What do you mean the Edianess is free? Even if its done through Unsafe, it still needs to be done, right?

Like bulk get/put, there's often the misconception that the reference implementation is what actually happens at runtime. This is not the case. It may look like there's always an endianness flip when going from Java to native and vice-versa, but in practice it is never necessary when working with direct buffers. The reason is that, even though Java bytecode is big-endian, the JVM stores all data in-memory in the native byte order (i.e. little-endian on x86/64 CPUs). When you do a .putInt(<java int>), there's no byte-reversal going on, Unsafe will write the integer directly.

Exceptions: 1. if you change the buffer's order to != ByteOrder.nativeOrder() 2. if you read/write data from unaligned offsets on architectures that do not support unaligned memory access (e.g. ARM).

Also, I tried the java array approach and it didn't give me the boost justifying the extra code / memory consumption. I didn't look carefully, but it couldn't have been more than a few percent.

Yes, as I said, it's very rarely worth it.
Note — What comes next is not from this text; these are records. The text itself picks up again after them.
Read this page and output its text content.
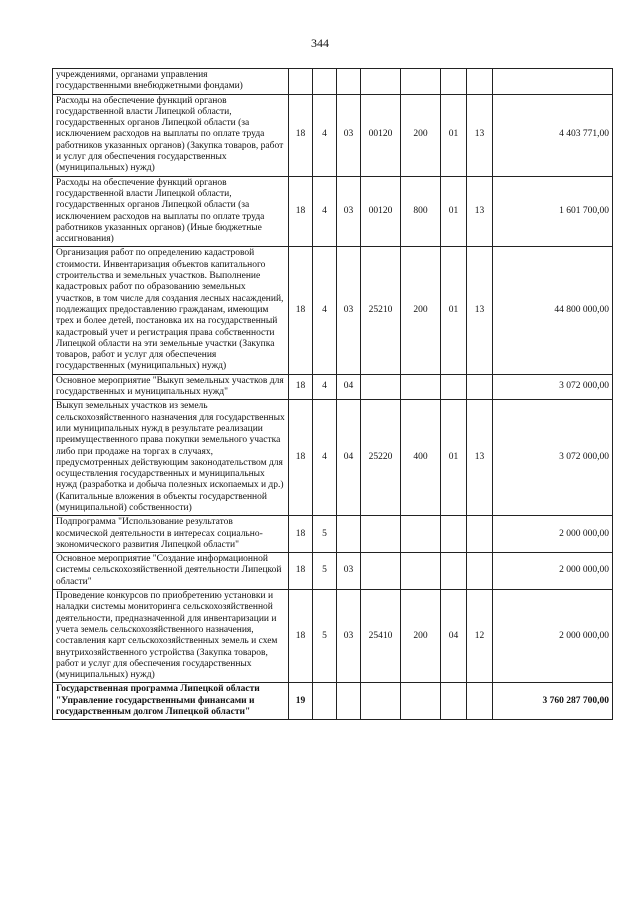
344
учреждениями, органами управления государственными внебюджетными фондами)								
Расходы на обеспечение функций органов государственной власти Липецкой области, государственных органов Липецкой области (за исключением расходов на выплаты по оплате труда работников указанных органов) (Закупка товаров, работ и услуг для обеспечения государственных (муниципальных) нужд)	18	4	03	00120	200	01	13	4 403 771,00
Расходы на обеспечение функций органов государственной власти Липецкой области, государственных органов Липецкой области (за исключением расходов на выплаты по оплате труда работников указанных органов) (Иные бюджетные ассигнования)	18	4	03	00120	800	01	13	1 601 700,00
Организация работ по определению кадастровой стоимости. Инвентаризация объектов капитального строительства и земельных участков. Выполнение кадастровых работ по образованию земельных участков, в том числе для создания лесных насаждений, подлежащих предоставлению гражданам, имеющим трех и более детей, постановка их на государственный кадастровый учет и регистрация права собственности Липецкой области на эти земельные участки (Закупка товаров, работ и услуг для обеспечения государственных (муниципальных) нужд)	18	4	03	25210	200	01	13	44 800 000,00
Основное мероприятие "Выкуп земельных участков для государственных и муниципальных нужд"	18	4	04					3 072 000,00
Выкуп земельных участков из земель сельскохозяйственного назначения для государственных или муниципальных нужд в результате реализации преимущественного права покупки земельного участка либо при продаже на торгах в случаях, предусмотренных действующим законодательством для осуществления государственных и муниципальных нужд (разработка и добыча полезных ископаемых и др.) (Капитальные вложения в объекты государственной (муниципальной) собственности)	18	4	04	25220	400	01	13	3 072 000,00
Подпрограмма "Использование результатов космической деятельности в интересах социально-экономического развития Липецкой области"	18	5						2 000 000,00
Основное мероприятие "Создание информационной системы сельскохозяйственной деятельности Липецкой области"	18	5	03					2 000 000,00
Проведение конкурсов по приобретению установки и наладки системы мониторинга сельскохозяйственной деятельности, предназначенной для инвентаризации и учета земель сельскохозяйственного назначения, составления карт сельскохозяйственных земель и схем внутрихозяйственного устройства (Закупка товаров, работ и услуг для обеспечения государственных (муниципальных) нужд)	18	5	03	25410	200	04	12	2 000 000,00
Государственная программа Липецкой области "Управление государственными финансами и государственным долгом Липецкой области"	19							3 760 287 700,00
Usually when you're doing computations on arrays and the data is already in there.
« Last Edit: October 16, 2018, 13:45:26 by spasi »

Re: Direct buffer putting
« Reply #6 on: October 16, 2018, 18:43:36 »
I can confirm that using a geometry shader to transform a point into a triangle-strip with 4 vertices cut this bottleneck with 50%  :) It was quite expected, since the amount of puts were halved. I'm very happy with that.